Asset Building News Week, January 5 - January 9

article | December 19, 2014

The Asset Building News Week is a weekly Friday feature on The Ladder, the Asset Building Program blog, designed to help readers keep up with news and developments in the asset building field. This week's topics include retirement, the racial wealth gap, and drug testing.


Justin King and Elliot Schreur of New America’s Asset Building Program posited a question: “Could 2015 be the year that marks a turning point for rebuilding middle-class wealth?” Two new retirement savings initiatives make them hopeful: myRA and the Illinois Secure Choice Savings Program. These programs provide an opportunity for the middle-class to develop a diversity of assets. According to King and Schreur, “Families with higher incomes have more diversified balance sheets, allowing them to take full advantage of the growth, stability, and tax advantages offered by different asset types.” The Wall Street Journal’s Josh Zumbrun also reported on stark differences in asset diversity between the wealthy and middle-class. “The very rich often live in expensive houses, but that’s not where most of their wealth is.” While approximately two-thirds of the wealth of the middle-class is tied up in their home, only 9% of the net-worth of the wealthiest 1% of Americans is in their residence.

Dan Kadlec from MONEY touted the Illinois Secure Choice program, which was signed into law on Sunday, as a potential national model for retirement savings.

Racial Wealth Gap

Ray Boshara and William Emmons of the Federal Reserve Bank of St. Louis wrote in the Washington Post on the racial wealth gap. Boshara and Emmons explored stark differences in wealth accumulation across race and ethnicity in the United States. The numbers speak for themselves: “One in three blacks has less than $1,000 in wealth (assets minus debts). For whites, it’s one in nine; Asians, one in eight; and Hispanics, one in four. At the top end of the distribution, the odds of having $1 million in wealth are one in eight for whites and one in nine for Asians but about one in 100 for those who are Hispanic or black.” Boshara and Emmons identified gaps in income, education, and financial health as potential drivers of wealth inequality. The article recommended several asset building policies to close the divide, including Children’s Savings Accounts and the expansion of retirement savings options.
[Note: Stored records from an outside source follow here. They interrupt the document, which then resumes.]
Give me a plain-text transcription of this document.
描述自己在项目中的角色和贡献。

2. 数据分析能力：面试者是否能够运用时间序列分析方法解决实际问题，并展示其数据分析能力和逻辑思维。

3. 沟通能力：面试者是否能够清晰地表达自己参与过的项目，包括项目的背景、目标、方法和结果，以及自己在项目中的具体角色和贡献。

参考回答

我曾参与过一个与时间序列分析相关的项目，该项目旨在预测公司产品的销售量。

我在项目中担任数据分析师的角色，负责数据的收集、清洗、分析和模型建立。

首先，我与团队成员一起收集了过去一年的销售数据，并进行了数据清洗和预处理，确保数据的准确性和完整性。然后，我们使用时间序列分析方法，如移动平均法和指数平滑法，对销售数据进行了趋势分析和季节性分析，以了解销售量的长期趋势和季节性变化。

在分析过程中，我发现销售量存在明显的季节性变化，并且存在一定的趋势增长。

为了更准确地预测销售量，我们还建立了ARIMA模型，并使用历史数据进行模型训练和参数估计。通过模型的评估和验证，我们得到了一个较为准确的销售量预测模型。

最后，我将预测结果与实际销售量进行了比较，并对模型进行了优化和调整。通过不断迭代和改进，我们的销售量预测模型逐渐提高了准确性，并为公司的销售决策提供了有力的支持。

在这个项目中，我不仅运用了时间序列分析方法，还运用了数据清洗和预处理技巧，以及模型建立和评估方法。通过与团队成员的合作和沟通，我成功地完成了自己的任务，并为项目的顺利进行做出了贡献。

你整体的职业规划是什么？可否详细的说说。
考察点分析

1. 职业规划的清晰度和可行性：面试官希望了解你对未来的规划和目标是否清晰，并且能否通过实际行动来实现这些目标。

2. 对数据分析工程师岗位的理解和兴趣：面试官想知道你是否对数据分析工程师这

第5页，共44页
In The Nation Jesse A. Myerson and Mychal Denzel Smith proposed similar, but more ambitious, fixes, specifically recommending that everyone born into a wealth-poor family be “granted a trust fund at birth that would mature when the person reaches 18.”

Drug Testing

Kate Abbey-Lambertz of The Huffington Post wrote on a new Michigan law that institutes a suspicion-based, drug-testing pilot program for welfare recipients. Her coverage detailed reactions within the state, including that of American Civil Liberties Union of Michigan Executive Director Kary Moss: “While the goal may be to prevent taxpayer funds from being used for illicit purposes, these kinds of programs may instead throw families who are already in extreme distress and poverty into even worse shape, harming children who the state should help protect. Drug testing is also very costly, rife with false positives, and not a proven deterrent to drug use. What it will reveal is that the resources are not in place to help those with drug problems.” In December, Gilda Jacobs of the Michigan League for Public Policy urged Snyder to veto the legislation: "While these bills talk about adults, as you know, the majority of those benefiting from cash assistance are children. Cutting off heat and the ability to pay rent will destabilize the households, leading to the breakup of families, an event that’s particularly damaging to children.” CLASP’s Randi Hall described drug testing public benefits applicants as illegal, ineffective, and even unconstitutional.

Quick Hits

NPR’s Scott Neuman reported that the U.S. economy added 252,000 jobs in December; Unemployment now stands at a rate of 5.6 percent.

According to Ken Dixon, “Connecticut's poorest residents pay more than 20 percent of state tax revenue, nearly twice what top earners contribute.”